Implementing treatment-selection rules for multi-arm multi-stage trials using nstage

Session

Multi-arm multi-stage (MAMS) randomised trial designs offer an efficient and practical framework for addressing multiple research questions. Typically, standard MAMS designs employ pre-specified interim stopping boundaries based on lack-of-benefit and/or over-whelming efficacy. To facilitate implementation, we have developed nstage suite of commands, which calculates the required sample sizes and trial timelines for a MAMS design.

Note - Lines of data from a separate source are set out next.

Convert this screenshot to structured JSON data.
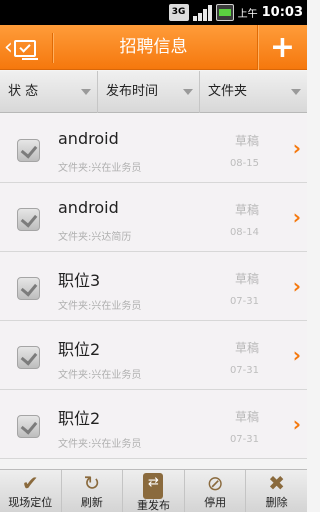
{
  "status_bar": {
    "network": "3G",
    "ampm": "上午",
    "time": "10:03"
  },
  "header": {
    "title": "招聘信息",
    "add_label": "+"
  },
  "filters": [
    {
      "label": "状 态"
    },
    {
      "label": "发布时间"
    },
    {
      "label": "文件夹"
    }
  ],
  "items": [
    {
      "title": "android",
      "folder": "文件夹:兴在业务员",
      "status": "草稿",
      "date": "08-15",
      "checked": true
    },
    {
      "title": "android",
      "folder": "文件夹:兴达简历",
      "status": "草稿",
      "date": "08-14",
      "checked": true
    },
    {
      "title": "职位3",
      "folder": "文件夹:兴在业务员",
      "status": "草稿",
      "date": "07-31",
      "checked": true
    },
    {
      "title": "职位2",
      "folder": "文件夹:兴在业务员",
      "status": "草稿",
      "date": "07-31",
      "checked": true
    },
    {
      "title": "职位2",
      "folder": "文件夹:兴在业务员",
      "status": "草稿",
      "date": "07-31",
      "checked": true
    }
  ],
  "toolbar": [
    {
      "label": "现场定位",
      "icon": "check-icon"
    },
    {
      "label": "刷新",
      "icon": "refresh-icon"
    },
    {
      "label": "重发布",
      "icon": "republish-icon"
    },
    {
      "label": "停用",
      "icon": "disable-icon"
    },
    {
      "label": "删除",
      "icon": "delete-icon"
    }
  ],
  "colors": {
    "accent": "#f5780d",
    "toolbar_icon": "#8a6a3d"
  }
}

In this talk, we introduce the MAMS selection design, integrating an additional treatment selection rule to restrict the number of research arms progressing to subsequent stages, in the event all demonstrate a promising treatment effect at interim analyses. The MAMS selection design streamlines the trial process by merging traditionally early-phase treatment selection with the late-phase confirmatory trial. As a result, it gains efficiency over the standard MAMS design by reducing overall trial timelines and required sample sizes. We present an update to the nstagebin Stata command which incorporates this additional layer of adaptivity, calculates required sample sizes, trial timelines, and overall familywise type I error rate and power for MAMS selection designs.

Finally, we illustrate how a MAMS selection design can be implemented using the nstage suite of commands and outline its advantages, using the ongoing trials in surgery (ROSSINI-2) and maternal health (WHO RED).